Emerson, Whitman & Douglass on "Freedom"

In Emerson's 1837 speech The American Scholar, he alludes to freedom of thought in the sense of a thinker being independent from simply internalizing another thinker's words.  For example, a parrot who repeats words does not understand them or their concepts, they merely make the sounds which they have heard previously.  Likewise, a true intellectual thinker according to Emerson should not simply repeat thoughts they've come across exactly as they've heard them, but rather interject their own knowledge into the mixture.  Freedom, in the intellectual sense, means freedom to debate theories and add to them rather than accepting them as infallible and merely repeating them.  Enslavement, in the intellectual sense, would then be to accept other's words without question and to fall victim to logic that may be unjust or simply wrong.

To Walt Whitman, freedom is in a poet's ability to overcome their title as a poet and transcend the barrier between writer and reader.  He wants very much to be intimate with his readers and have them not consider him a distant, elite voice but rather their own voice embodied in poetry they can relate to.  In his 1855 poem Leaves of Grass he writes that "You shall not look through my eyes either, nor take things from me, You shall listen to all sides and filter them from yourself," - a concept Emerson would certainly agree with from a scholarly point of view.  Whitman believes freedom lies in the ability to read poetry and separate the meaning of the words from the connotations readers associate with lofty writers - the ability to relate to poetry rather than relate to a poet.  Whitman wants his readers to be free from the mindset which keeps them from interpreting his words as their own thoughts - from using his prose to describe themselves rather than him.
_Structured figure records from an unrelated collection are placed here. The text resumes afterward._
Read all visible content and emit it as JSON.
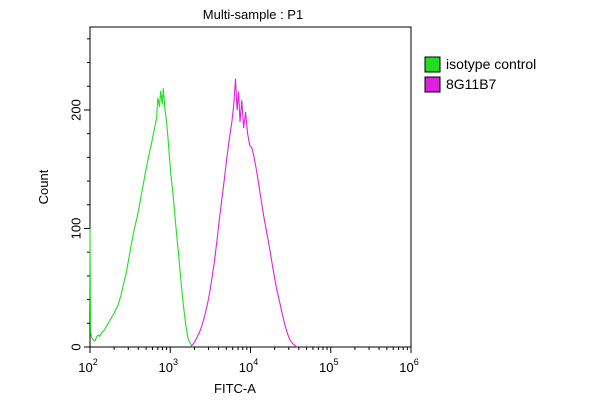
{
  "chart_data": {
    "type": "line",
    "title": "Multi-sample : P1",
    "xlabel": "FITC-A",
    "ylabel": "Count",
    "xscale": "log",
    "xlim": [
      100,
      1000000
    ],
    "ylim": [
      0,
      270
    ],
    "x_ticks": [
      {
        "base": "10",
        "exp": "2",
        "value": 100
      },
      {
        "base": "10",
        "exp": "3",
        "value": 1000
      },
      {
        "base": "10",
        "exp": "4",
        "value": 10000
      },
      {
        "base": "10",
        "exp": "5",
        "value": 100000
      },
      {
        "base": "10",
        "exp": "6",
        "value": 1000000
      }
    ],
    "y_ticks": [
      {
        "label": "0",
        "value": 0
      },
      {
        "label": "100",
        "value": 100
      },
      {
        "label": "200",
        "value": 200
      }
    ],
    "grid": false,
    "legend_position": "right",
    "series": [
      {
        "name": "isotype control",
        "color": "#22dd22",
        "x": [
          100,
          101,
          102,
          105,
          110,
          115,
          120,
          126,
          132,
          140,
          150,
          162,
          175,
          190,
          205,
          222,
          240,
          260,
          282,
          305,
          330,
          358,
          388,
          420,
          455,
          493,
          534,
          578,
          626,
          678,
          700,
          734,
          760,
          795,
          820,
          860,
          900,
          940,
          980,
          1020,
          1080,
          1140,
          1200,
          1270,
          1340,
          1420,
          1500,
          1580,
          1660,
          1740,
          1820,
          1900
        ],
        "y": [
          100,
          45,
          12,
          8,
          6,
          5,
          8,
          10,
          9,
          12,
          14,
          18,
          22,
          26,
          30,
          35,
          42,
          52,
          62,
          75,
          88,
          100,
          110,
          122,
          135,
          148,
          160,
          170,
          182,
          194,
          210,
          203,
          216,
          205,
          218,
          200,
          190,
          175,
          160,
          145,
          130,
          112,
          95,
          78,
          60,
          42,
          28,
          16,
          8,
          4,
          2,
          0
        ]
      },
      {
        "name": "8G11B7",
        "color": "#dd22dd",
        "x": [
          1800,
          1900,
          2000,
          2150,
          2300,
          2480,
          2660,
          2860,
          3080,
          3300,
          3550,
          3820,
          4100,
          4400,
          4730,
          5080,
          5460,
          5870,
          6200,
          6500,
          6800,
          7100,
          7400,
          7800,
          8200,
          8700,
          9200,
          9800,
          10400,
          11100,
          11800,
          12600,
          13500,
          14500,
          15600,
          16800,
          18100,
          19500,
          21000,
          22700,
          24500,
          26500,
          28700,
          31000,
          33500,
          36000,
          38000
        ],
        "y": [
          0,
          2,
          4,
          8,
          12,
          18,
          25,
          34,
          45,
          58,
          72,
          90,
          108,
          125,
          142,
          160,
          176,
          190,
          205,
          226,
          200,
          215,
          190,
          208,
          185,
          198,
          180,
          170,
          168,
          160,
          150,
          138,
          125,
          112,
          100,
          88,
          75,
          62,
          50,
          40,
          30,
          20,
          12,
          6,
          3,
          1,
          0
        ]
      }
    ]
  }
}
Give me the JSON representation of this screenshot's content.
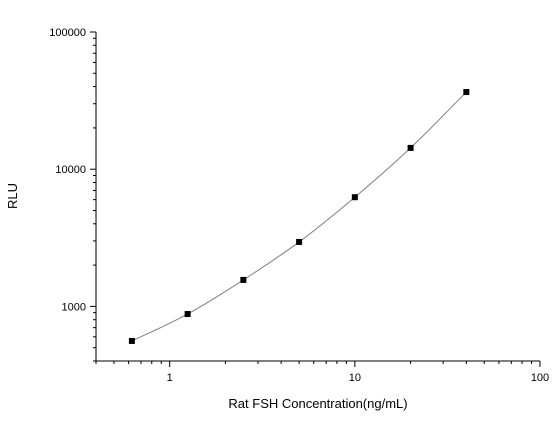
{
  "chart_data": {
    "type": "scatter",
    "title": "",
    "xlabel": "Rat FSH Concentration(ng/mL)",
    "ylabel": "RLU",
    "x_scale": "log",
    "y_scale": "log",
    "xlim": [
      0.4,
      100
    ],
    "ylim": [
      400,
      100000
    ],
    "grid": false,
    "legend": "none",
    "x_ticks": [
      {
        "value": 1,
        "label": "1"
      },
      {
        "value": 10,
        "label": "10"
      },
      {
        "value": 100,
        "label": "100"
      }
    ],
    "y_ticks": [
      {
        "value": 1000,
        "label": "1000"
      },
      {
        "value": 10000,
        "label": "10000"
      },
      {
        "value": 100000,
        "label": "100000"
      }
    ],
    "points": [
      {
        "x": 0.625,
        "y": 560
      },
      {
        "x": 1.25,
        "y": 880
      },
      {
        "x": 2.5,
        "y": 1560
      },
      {
        "x": 5,
        "y": 2950
      },
      {
        "x": 10,
        "y": 6250
      },
      {
        "x": 20,
        "y": 14300
      },
      {
        "x": 40,
        "y": 36500
      }
    ],
    "fit_curve": "smooth line through points",
    "marker": "square",
    "marker_color": "#000000",
    "line_color": "#7f7f7f"
  }
}
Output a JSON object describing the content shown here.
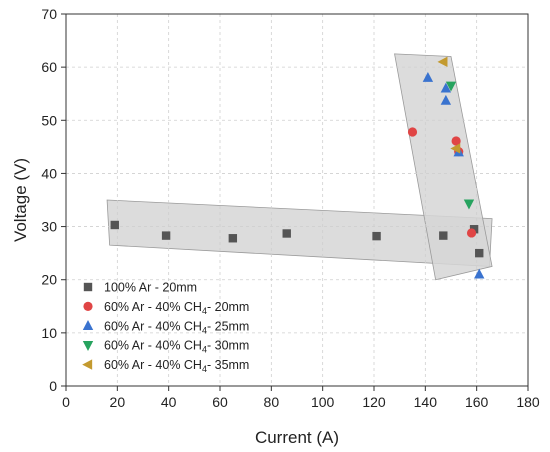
{
  "chart_data": {
    "type": "scatter",
    "xlabel": "Current (A)",
    "ylabel": "Voltage (V)",
    "xlim": [
      0,
      180
    ],
    "ylim": [
      0,
      70
    ],
    "xticks": [
      0,
      20,
      40,
      60,
      80,
      100,
      120,
      140,
      160,
      180
    ],
    "yticks": [
      0,
      10,
      20,
      30,
      40,
      50,
      60,
      70
    ],
    "grid": true,
    "legend_position": "bottom-left",
    "series": [
      {
        "name": "100% Ar - 20mm",
        "name_parts": {
          "pre": "100% Ar - 20mm",
          "sub": "",
          "post": ""
        },
        "marker": "square",
        "color": "#555555",
        "points": [
          [
            19,
            30.3
          ],
          [
            39,
            28.3
          ],
          [
            65,
            27.8
          ],
          [
            86,
            28.7
          ],
          [
            121,
            28.2
          ],
          [
            147,
            28.3
          ],
          [
            159,
            29.5
          ],
          [
            161,
            25
          ]
        ]
      },
      {
        "name": "60% Ar - 40% CH4- 20mm",
        "name_parts": {
          "pre": "60% Ar - 40% CH",
          "sub": "4",
          "post": "- 20mm"
        },
        "marker": "circle",
        "color": "#e04545",
        "points": [
          [
            135,
            47.8
          ],
          [
            152,
            46.1
          ],
          [
            153,
            44.1
          ],
          [
            158,
            28.8
          ]
        ]
      },
      {
        "name": "60% Ar - 40% CH4- 25mm",
        "name_parts": {
          "pre": "60% Ar - 40% CH",
          "sub": "4",
          "post": "- 25mm"
        },
        "marker": "triangle-up",
        "color": "#3a73cf",
        "points": [
          [
            141,
            58
          ],
          [
            148,
            56
          ],
          [
            148,
            53.7
          ],
          [
            153,
            44
          ],
          [
            161,
            21
          ]
        ]
      },
      {
        "name": "60% Ar - 40% CH4- 30mm",
        "name_parts": {
          "pre": "60% Ar - 40% CH",
          "sub": "4",
          "post": "- 30mm"
        },
        "marker": "triangle-down",
        "color": "#27a35f",
        "points": [
          [
            150,
            56.5
          ],
          [
            157,
            34.3
          ]
        ]
      },
      {
        "name": "60% Ar - 40% CH4- 35mm",
        "name_parts": {
          "pre": "60% Ar - 40% CH",
          "sub": "4",
          "post": "- 35mm"
        },
        "marker": "triangle-left",
        "color": "#c39a2f",
        "points": [
          [
            147,
            61
          ],
          [
            152,
            44.7
          ]
        ]
      }
    ],
    "regions": [
      {
        "shape": "band",
        "fill": "#d6d6d6",
        "polygon": [
          [
            16,
            35
          ],
          [
            166,
            31.5
          ],
          [
            165,
            22.5
          ],
          [
            17,
            26.5
          ]
        ]
      },
      {
        "shape": "band",
        "fill": "#d6d6d6",
        "polygon": [
          [
            128,
            62.5
          ],
          [
            150,
            62
          ],
          [
            166,
            22.5
          ],
          [
            144,
            20
          ]
        ]
      }
    ]
  }
}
Frederick Douglass has a very literal definition of freedom: the ability for someone to be free of the de-humanizing qualities imposed by another person.  He calls this out two-fold though, saying that as much as slaves are made so by their master's cruelty, their masters are also de-humanized through the cruelty they impose upon their slaves.  In chapter 7 of Douglass' Narrative of the Life of Fredrick Douglass, he writes of a benevolent mistress whom he becomes the first slave of in Baltimore and how through becoming her slave, she becomes a slave of her own evils as well.  Through acquiring him as property, this moral woman becomes a cruel master and abuses her power over her new servants - through Douglass losing his freedom, she loses her human civility.  Freedom, to Douglass, is two-fold, and through enslavement, neither the master nor the slave retain their humanity.  Such is the nature of slavery.

1 comment:

  1. God! I especially like your comments on Emerson - - e.g. that imitation is "enslavement" while creation is freedom. I wonder how this might also work in re Douglass?